Futebol para meninas
A mexicana Regina Vivanco Perichart comanda o projeto “Fundación Deportiva para una vida Sana” (em tradução livre, “fundação esportiva para uma vida sã”), similar ao de Cabrera, há 20 anos, na Cidade do México, se aproveitando do fato de a família ter uma Academia de Futebol por lá. Com os problemas que afetam aquele país, como drogas, violência, abandono e gravidez na adolescência, ela e sua família decidiram criar uma base, através do futebol, para fornecer ferramentas para crianças e seus familiares, com o intuito de melhorar sua comunidade e a qualidade de vida.

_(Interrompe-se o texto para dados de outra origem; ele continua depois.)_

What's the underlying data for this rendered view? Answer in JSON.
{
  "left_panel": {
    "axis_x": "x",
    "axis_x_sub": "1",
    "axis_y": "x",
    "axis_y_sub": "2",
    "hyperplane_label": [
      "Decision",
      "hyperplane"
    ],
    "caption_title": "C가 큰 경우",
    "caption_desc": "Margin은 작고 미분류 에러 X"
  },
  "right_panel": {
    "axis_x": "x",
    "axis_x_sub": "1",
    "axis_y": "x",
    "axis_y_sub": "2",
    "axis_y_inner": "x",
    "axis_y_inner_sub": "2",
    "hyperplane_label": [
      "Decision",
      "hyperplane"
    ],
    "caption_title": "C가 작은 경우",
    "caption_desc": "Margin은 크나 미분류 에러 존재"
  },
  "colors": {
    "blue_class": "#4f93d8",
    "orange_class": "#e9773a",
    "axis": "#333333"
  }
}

“Nossa visão é poder alcançar comunidades nos 32 estados do México através de nossos programas, que levam oficinas de futebol, arte, dança, meio ambiente, desenvolvimento humano, às comunidades de baixa renda e, assim, formar uma rede”.
Com a pandemia, alguns projetos ficaram parados, porém Regina usou a criatividade e criou o “Juega conmigo”, em que qualquer pessoa pode adotar uma criança do programa e, assim, pagar uma anuidade, oferecendo uma oportunidade para que ela pertença à academia.
“As maiores dificuldades estão sendo arrecadar fundos para ajudar as crianças e conseguir novos doadores. Mas não pensamos em parar e temos planos para o futuro, um deles é aprimorar a comunicação nas redes sociais para chegar a mais pessoas e alcançar mais comunidades dentro da República Mexicana”, afirma Regina, que complementa que ainda pretende incluir ajuda a grupos de mulheres idosas de diferentes comunidades.